News & Politics

Rutgers Chancellor Apologizes for Condemning Anti-Semitic Attacks

AP Photo/Ringo H.W. Chiu

It’s George Orwell’s world and we’re only living in it.

There’s an insidious argument being advanced in the wake of the Israeli-Hamas war. It posits the notion that criticizing anti-Semitism in the United States is the same as being anti-Palestinian. How that topsy-turvy, upside-down logic made its way into the mainstream is unclear. But the argument has been embraced by the left — probably because it stifles debate on their own rabid Jew-hate.

A case in point is what happened to Chancellor Christopher Molloy of Rutgers University. Molloy issued a somewhat confusing statement, condemning anti-Semitism on Wednesday.

“We are saddened by and greatly concerned about the sharp rise in hostile sentiments and anti-Semitic violence in the United States. Recent incidents of hate directed toward Jewish members of our community again remind us of what history has to teach us. Tragically, in the last century alone, acts of prejudice and hatred left unaddressed have served as the foundation for many atrocities against targeted groups around the world.”

Of course, Molloy had to check all the boxes in condemning all hate.

“Last year’s murder of George Floyd brought into sharp focus the racial injustices that continue to plague our country, and over the past year there has been attacks on our Asian American Pacific Islander citizens, the spaces of Indigenous peoples defiled, and targeted oppression and other assaults against Hindus and Muslims.”

Ordinarily, that reference to “targeted oppression and other assaults” against Muslims might be seen as condemning anti-Palestinian hate.
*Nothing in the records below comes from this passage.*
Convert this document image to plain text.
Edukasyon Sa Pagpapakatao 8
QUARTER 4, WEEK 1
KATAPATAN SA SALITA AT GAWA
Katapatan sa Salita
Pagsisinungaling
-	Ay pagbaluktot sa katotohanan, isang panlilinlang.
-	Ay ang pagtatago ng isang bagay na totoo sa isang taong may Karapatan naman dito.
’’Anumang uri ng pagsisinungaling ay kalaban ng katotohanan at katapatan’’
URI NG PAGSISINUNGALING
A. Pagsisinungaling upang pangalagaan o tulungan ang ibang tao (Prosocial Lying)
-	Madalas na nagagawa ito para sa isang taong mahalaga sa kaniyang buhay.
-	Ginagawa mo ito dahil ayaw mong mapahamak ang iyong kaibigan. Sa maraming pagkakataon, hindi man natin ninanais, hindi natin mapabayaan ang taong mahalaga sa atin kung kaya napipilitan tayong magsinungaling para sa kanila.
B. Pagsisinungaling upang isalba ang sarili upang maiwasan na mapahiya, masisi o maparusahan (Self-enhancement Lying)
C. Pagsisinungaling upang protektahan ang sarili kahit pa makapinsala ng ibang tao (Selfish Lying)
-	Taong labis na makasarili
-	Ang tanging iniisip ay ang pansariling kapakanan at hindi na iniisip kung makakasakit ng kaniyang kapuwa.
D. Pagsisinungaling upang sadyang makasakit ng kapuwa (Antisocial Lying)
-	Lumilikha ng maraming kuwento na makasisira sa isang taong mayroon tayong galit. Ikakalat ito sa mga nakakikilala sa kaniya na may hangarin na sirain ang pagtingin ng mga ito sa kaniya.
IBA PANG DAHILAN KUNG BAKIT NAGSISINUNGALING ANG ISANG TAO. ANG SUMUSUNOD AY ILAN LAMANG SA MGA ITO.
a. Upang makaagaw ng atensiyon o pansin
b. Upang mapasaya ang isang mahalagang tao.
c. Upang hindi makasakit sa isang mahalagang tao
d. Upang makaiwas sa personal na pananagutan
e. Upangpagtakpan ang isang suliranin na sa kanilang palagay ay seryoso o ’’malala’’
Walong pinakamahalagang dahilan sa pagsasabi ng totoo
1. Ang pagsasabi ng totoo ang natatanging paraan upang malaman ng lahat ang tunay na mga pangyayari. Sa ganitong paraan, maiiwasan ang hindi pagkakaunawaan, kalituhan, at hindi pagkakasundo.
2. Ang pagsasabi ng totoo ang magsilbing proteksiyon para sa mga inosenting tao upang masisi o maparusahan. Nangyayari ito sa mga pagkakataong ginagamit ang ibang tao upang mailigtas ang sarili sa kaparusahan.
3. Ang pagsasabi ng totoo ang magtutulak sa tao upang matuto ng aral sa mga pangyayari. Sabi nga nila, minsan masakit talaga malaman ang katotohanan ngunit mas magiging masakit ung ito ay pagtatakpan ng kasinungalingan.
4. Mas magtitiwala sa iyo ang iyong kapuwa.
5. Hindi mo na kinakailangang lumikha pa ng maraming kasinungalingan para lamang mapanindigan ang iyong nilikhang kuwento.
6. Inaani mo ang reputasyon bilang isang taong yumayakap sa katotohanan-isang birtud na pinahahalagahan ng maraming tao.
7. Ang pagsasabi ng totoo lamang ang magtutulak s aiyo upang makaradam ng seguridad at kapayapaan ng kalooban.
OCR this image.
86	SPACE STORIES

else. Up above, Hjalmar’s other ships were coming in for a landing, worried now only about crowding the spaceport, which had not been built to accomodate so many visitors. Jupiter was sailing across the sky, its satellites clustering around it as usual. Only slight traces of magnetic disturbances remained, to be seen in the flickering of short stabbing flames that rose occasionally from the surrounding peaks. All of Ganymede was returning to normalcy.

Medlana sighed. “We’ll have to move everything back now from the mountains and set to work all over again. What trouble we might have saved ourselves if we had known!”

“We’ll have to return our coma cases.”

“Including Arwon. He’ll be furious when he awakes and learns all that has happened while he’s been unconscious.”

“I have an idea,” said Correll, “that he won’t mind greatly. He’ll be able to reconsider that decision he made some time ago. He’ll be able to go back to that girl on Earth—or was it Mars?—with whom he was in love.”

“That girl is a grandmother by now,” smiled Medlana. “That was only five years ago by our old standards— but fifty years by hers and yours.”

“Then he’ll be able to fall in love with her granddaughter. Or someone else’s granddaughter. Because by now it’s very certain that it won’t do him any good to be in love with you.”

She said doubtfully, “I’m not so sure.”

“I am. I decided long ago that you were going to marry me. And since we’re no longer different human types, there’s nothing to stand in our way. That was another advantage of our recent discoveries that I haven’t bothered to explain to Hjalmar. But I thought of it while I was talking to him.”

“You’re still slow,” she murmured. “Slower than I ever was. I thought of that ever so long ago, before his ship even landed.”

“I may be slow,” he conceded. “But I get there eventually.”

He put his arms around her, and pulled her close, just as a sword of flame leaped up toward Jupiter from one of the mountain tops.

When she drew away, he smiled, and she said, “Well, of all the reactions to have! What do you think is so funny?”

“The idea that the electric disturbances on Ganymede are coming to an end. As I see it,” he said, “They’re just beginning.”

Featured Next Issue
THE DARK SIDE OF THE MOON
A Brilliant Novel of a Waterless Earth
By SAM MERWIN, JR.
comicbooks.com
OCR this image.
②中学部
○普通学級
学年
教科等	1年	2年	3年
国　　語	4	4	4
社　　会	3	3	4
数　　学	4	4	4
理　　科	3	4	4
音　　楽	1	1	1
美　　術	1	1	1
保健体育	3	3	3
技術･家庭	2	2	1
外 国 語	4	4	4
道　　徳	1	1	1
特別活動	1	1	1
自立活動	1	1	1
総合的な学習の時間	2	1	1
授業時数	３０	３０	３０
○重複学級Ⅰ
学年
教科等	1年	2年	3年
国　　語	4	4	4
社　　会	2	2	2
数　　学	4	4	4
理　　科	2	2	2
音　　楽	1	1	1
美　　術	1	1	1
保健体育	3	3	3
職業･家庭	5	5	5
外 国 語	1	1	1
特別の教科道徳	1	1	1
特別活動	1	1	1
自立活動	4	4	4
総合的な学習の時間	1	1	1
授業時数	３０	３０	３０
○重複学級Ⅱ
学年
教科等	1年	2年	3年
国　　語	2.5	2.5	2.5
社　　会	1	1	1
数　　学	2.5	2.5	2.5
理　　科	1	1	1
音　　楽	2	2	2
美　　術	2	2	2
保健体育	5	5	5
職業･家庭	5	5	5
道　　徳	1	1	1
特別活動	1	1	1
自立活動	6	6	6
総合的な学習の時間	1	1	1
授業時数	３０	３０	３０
But Molloy failed to condemn Israeli violence against Palestinians. This hurt the feelings of Palestinians who have worked hard to create their own status as victims and get angry when their labors aren’t recognized.

So Molloy sent out another email the next day, apologizing for his oversight and implicitly acknowledging that it was wrong to condemn anti-Semitism so prominently.

“We are writing today as a follow-up to the message sent on Wednesday, May 26th to the university community. We understand that intent and impact are two different things, and while the intent of our message was to affirm that Rutgers–New Brunswick is a place where all identities can feel validated and supported, the impact of the message fell short of that intention. In hindsight, it is clear to us that the message failed to communicate support for our Palestinian community members. We sincerely apologize for the hurt that this message has caused.”

Causing hurt to some of those who hate just isn’t part of the social justice agenda. Hate, at least against certain people and certain groups, should be allowed to grow in the breast of a social justice warrior until it bursts forth in a spasm of righteous indignation.

Or a Molotov cocktail thrown into a police station.

In his eagerness to be “inclusive” in condemning hate Molloy has beclowned himself.

David Bernstein:

If a condemnation of antisemitism in the U.S. because of a recent upsurge in violence, threats, and vandalism, combined with a condemnation of all other forms of bigotry, triggers Students for Justice in Palestine, the chancellor’s response could have taken many forms, including silence. The one response that’s completely unacceptable is to endorse SJP’s view that condemning antisemitism in the United States makes you anti-Palestinian, or indeed reflects any view on the Arab-Israeli conflict at all.

This kind of Orwellian doublethink has become the norm on the left. That you can both condemn hate while at the same time condemning calling out the haters would have been considered insane a few years ago.

Now it’s mainstream thought at a major university.

An earlier version of this article misattributed the quote above to Eugene Volokh. We apologize for the error.